Outro ponto também mal explicado é a origem da “Primeira Ordem”, organização que substituiu o antigo Império. Também não é falado nada a respeito de Kylo Ren e sua ordem, assim como seu mestre, Supremo Líder Snoke (Andy Serkis), o que reflete não uma tentativa de não contar muito da história, e sim um certo descuidado com o roteiro, afinal, essa falta de informação faz com que ambos os vilões não representem uma ameaça tão grande quanto Darth Vader no primeiro filme. Porém, a relação entre o braço militar da Primeira Ordem, representado pelo General Hux (em alusão clara ao nazismo) e o braço místico representado por Ren é muito bem construída, e a crescente tensão e disputa entre os dois personagens pela aprovação de Snoke serve como catalisador para diversas situações interessantes no filme, especialmente para Ren, que mostra uma fragilidade interessante ao se dizer tentado pela luz. Mesmo Adam Driver não entregando uma atuação maravilhosa, seus melhores momentos ainda ficam enquanto usa a máscara e entoa a voz mecanizada e assustadora que emula, propositalmente, Darth Vader. Outro personagem muito esperado pelos fãs, a Capitã Phasma (Gwendoline Christie), possui uma participação reduzida no filme, o que se pode extrair daí dois pontos: a menção a Boba Fett, personagem construído pelos fãs e que nunca fez muita coisa nos filmes, e que ela irá voltar nos próximos episódios, possivelmente com um papel maior.
Mas, mesmo com esses pontos negativos, o principal objetivo do filme é mantido, que era resgatar o espírito da franquia e a magia de se contar uma história dentro da mitologia que cativa tanta gente ao redor do mundo. A excelente cena de Rey tocando no sabre de Luz de Luke e tendo seu primeiro contato com a força utiliza de efeitos especiais como deve ser, em favor de se contar uma história. A Força é explicada a ele na cena seguinte por Maz Kanata (Lupita Nyong’o) relembrando os ensinamentos de Yoda em O Império Contra-Ataca, deixando de lado a bobagem pseudo-científica dos midi-chlorians inventada por Lucas em “A Ameaça Fantasma”. Outras pequenas homenagens ao universo também são feitas, quando Finn enfrenta com o sabre de luz um stormtrooper que empunha uma arma que lembra uma vibroblade em um duelo muito bem construído. A opção de Abrams pelos cenários reais ao invés do tão criticado CGI foi louvada por praticamente todos, e o resultado é nítido. Tudo parece real (e é!), nos fazendo acreditar em todo momento em tudo o que está acontecendo na tela. Em momento algum da projeção a credibilidade do filme é quebrada por conta de algum efeito especial mal acabado. Tanto os monstros mais simples quanto as excelentes e bem trabalhadas sequencias de confronto entre as X-Wings e os TIE Fighters passam um realismo que o fã de Star Wars sempre quis ver novamente, mas devidamente atualizado. A leveza do humor também consegue apagar o marasmo das tramas políticas da nova trilogia, e tanto BB-8 (sabiamente utilizado) quanto Finn (e também várias cenas com os stormtroopers) possuem cenas que tiram risos naturais da platéia.

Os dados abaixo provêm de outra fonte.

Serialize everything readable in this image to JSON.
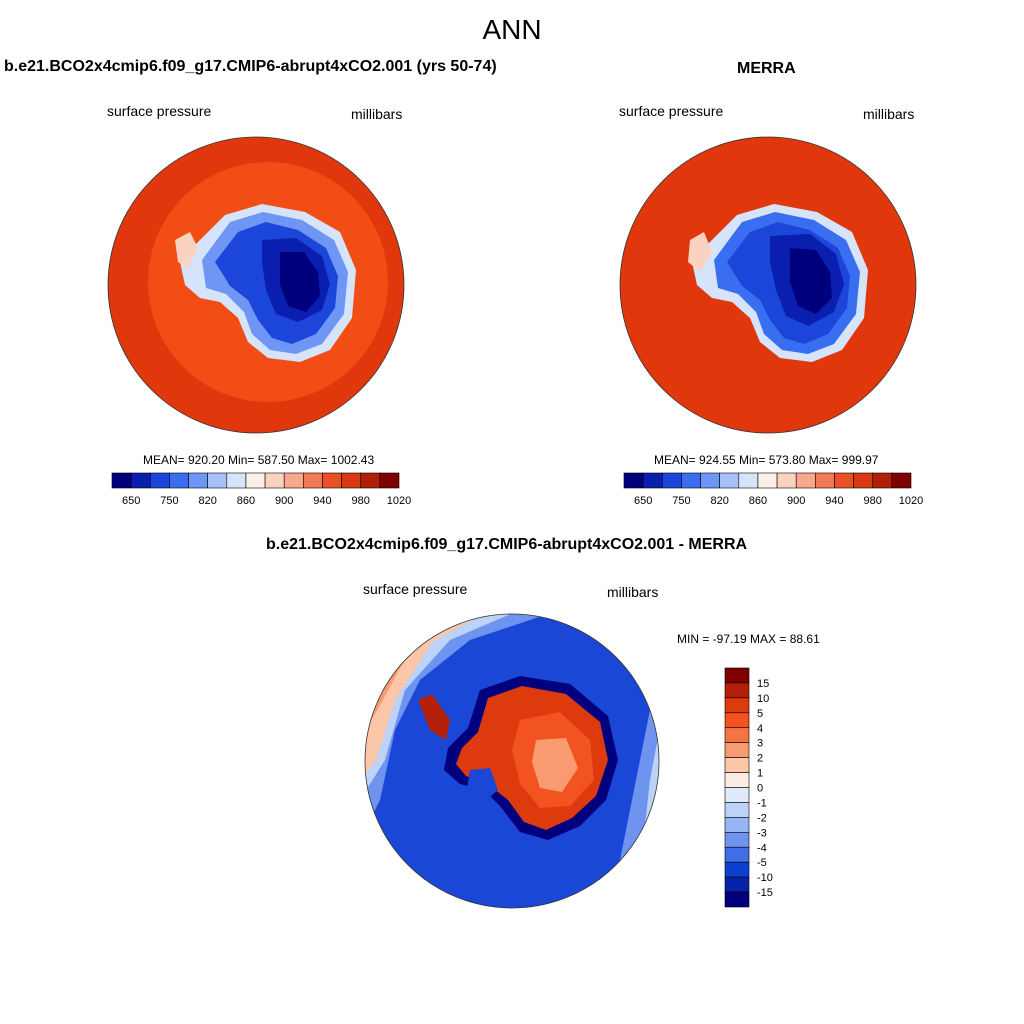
{
  "figure": {
    "title": "ANN"
  },
  "panels": [
    {
      "title": "b.e21.BCO2x4cmip6.f09_g17.CMIP6-abrupt4xCO2.001 (yrs 50-74)",
      "left_label": "surface pressure",
      "right_label": "millibars",
      "stats": "MEAN= 920.20  Min= 587.50  Max= 1002.43",
      "colorbar_ticks": [
        "650",
        "750",
        "820",
        "860",
        "900",
        "940",
        "980",
        "1020"
      ]
    },
    {
      "title": "MERRA",
      "left_label": "surface pressure",
      "right_label": "millibars",
      "stats": "MEAN= 924.55  Min= 573.80  Max= 999.97",
      "colorbar_ticks": [
        "650",
        "750",
        "820",
        "860",
        "900",
        "940",
        "980",
        "1020"
      ]
    },
    {
      "title": "b.e21.BCO2x4cmip6.f09_g17.CMIP6-abrupt4xCO2.001 - MERRA",
      "left_label": "surface pressure",
      "right_label": "millibars",
      "stats": "MIN = -97.19 MAX =  88.61",
      "colorbar_ticks": [
        "15",
        "10",
        "5",
        "4",
        "3",
        "2",
        "1",
        "0",
        "-1",
        "-2",
        "-3",
        "-4",
        "-5",
        "-10",
        "-15"
      ]
    }
  ],
  "colors": {
    "abs_scale": [
      "#00007f",
      "#0a1fb0",
      "#1b46d9",
      "#3a6ef0",
      "#7096f5",
      "#a7c1f7",
      "#d6e4fb",
      "#fdeee6",
      "#fbd2bf",
      "#f7a88a",
      "#f27a55",
      "#eb5128",
      "#d63a10",
      "#b02008",
      "#7f0000"
    ],
    "diff_scale": [
      "#7f0000",
      "#b31f08",
      "#dd3a0e",
      "#f25320",
      "#f67444",
      "#f99b70",
      "#fcc6a8",
      "#fdeae0",
      "#dfeafb",
      "#bcd2f7",
      "#97b6f4",
      "#6e94ef",
      "#3f6ee6",
      "#0e3fcf",
      "#0522a8",
      "#00007f"
    ],
    "ocean_model": "#e0380c",
    "ocean_model_inner": "#f24d14",
    "ocean_merra": "#e0380c",
    "diff_ocean": "#1a47d6"
  }
}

As cenas de luta também são outro ponto positivo, sendo muito bem feitas e distantes do balé estéril mostrado na nova trilogia, como o próprio Abrams havia deixado claro que iria fazer. Com pouco treinamento, não seria possível os personagens exibirem tamanha técnica nos duelos, o que torna a emoção e a visceralidade dos golpes e defesas ainda maiores. O duelo entre Rey e Kylo Ren, apesar de causar estranhamento inicial (afinal, como ela empunhando um sabre pela primeira vez iria competir com um mestre da ordem Ren?), consegue transmitir em poucos minutos uma carga dramática muito grande, e a superação de Rey utilizando a Força estabelece-a como o que era desde o início, um campo de energia que depende da pessoa usá-la e canalizá-la corretamente, não importando você ter décadas de treinamento de esgrima. O que importa é a Força, sua vontade, determinação e o quanto você acredita fielmente nela. Neste filme a Força é realmente importante e um de seus maiores méritos é justamente mostrar como ela é poderosa. Kylo Ren parando no ar um raio do blaster de Poe Dameron é fenomenal. O uso que faz da Força a todo momento nos mostra mais detalhes do que a saga havia mostrado até então. O mesmo acontece com Rey conforme ela vai descobrindo seus poderes enquanto vai sentindo-os.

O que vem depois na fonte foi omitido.